Second: it might be that we had the correct number of Republicans and Democrats, but the Republicans and Democrats that we have in our poll are unrepresentative of all Republicans and Democrats. For example: the Republicans we have in our poll may be, on balance, more likely to support Joe Biden (Never Trumpers), while the Republicans who do not respond to our poll are more likely to support Trump (MAGA).
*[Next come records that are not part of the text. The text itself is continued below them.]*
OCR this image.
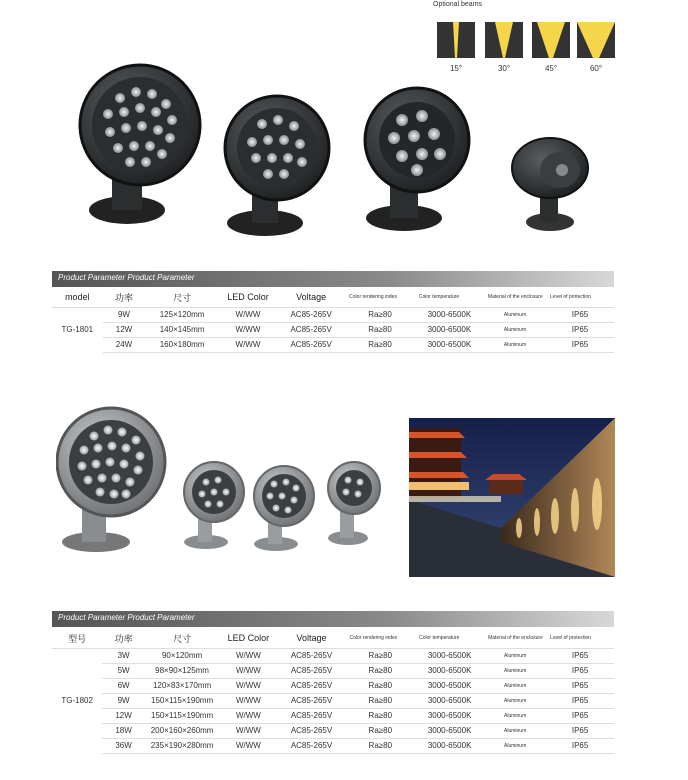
Optional beams
15°	30°	45°	60°
Product Parameter Product Parameter
model	功率	尺寸	LED Color	Voltage	Color rendering index	Color temperature	Material of the enclosure	Level of protection
TG-1801	9W	125×120mm	W/WW	AC85-265V	Ra≥80	3000-6500K	Aluminum	IP65
	12W	140×145mm	W/WW	AC85-265V	Ra≥80	3000-6500K	Aluminum	IP65
	24W	160×180mm	W/WW	AC85-265V	Ra≥80	3000-6500K	Aluminum	IP65
Product Parameter Product Parameter
型号	功率	尺寸	LED Color	Voltage	Color rendering index	Color temperature	Material of the enclosure	Level of protection
TG-1802	3W	90×120mm	W/WW	AC85-265V	Ra≥80	3000-6500K	Aluminum	IP65
	5W	98×90×125mm	W/WW	AC85-265V	Ra≥80	3000-6500K	Aluminum	IP65
	6W	120×83×170mm	W/WW	AC85-265V	Ra≥80	3000-6500K	Aluminum	IP65
	9W	150×115×190mm	W/WW	AC85-265V	Ra≥80	3000-6500K	Aluminum	IP65
	12W	150×115×190mm	W/WW	AC85-265V	Ra≥80	3000-6500K	Aluminum	IP65
	18W	200×160×260mm	W/WW	AC85-265V	Ra≥80	3000-6500K	Aluminum	IP65
	36W	235×190×280mm	W/WW	AC85-265V	Ra≥80	3000-6500K	Aluminum	IP65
This would result in it seeming like we have “too few” Republicans, when in reality we just have a group of Republicans who are not supportive of Trump in a representative way.

If the true problem is this last problem (and, to be honest, I think it is) then weighting to a correct measure of partisanship or to past vote will not reduce the errors of the polls.

8.2.5 Updating to 2024

The 2024 version of this report came out literally one week ago. (As of first writing of this, in November 2025).

I don’t have time to fully go through this new report, but we can quickly glance at the executive summary to see if this problem is continuing, and what the new theories are on what went wrong.

The overall topline numbers show that polling error improved in 2024. Both in terms of absolute and signed error, and in both national and state polls, the polling was better in 2024 than in 2020.

Generally they find that “higher volume firms, those weighting on partisan self-identification, those using detailed likely voter models, and Republican-affiliated pollsters were slightly more accurate.”

In general (from my brief reading of this report) the gains from 2020 come from two places: (1) more consistently weighting to past vote/partisanship to account for non-response (though this can go wrong); and (2) turnout overall was lower so the problem with “new’ voters was proportionally smaller.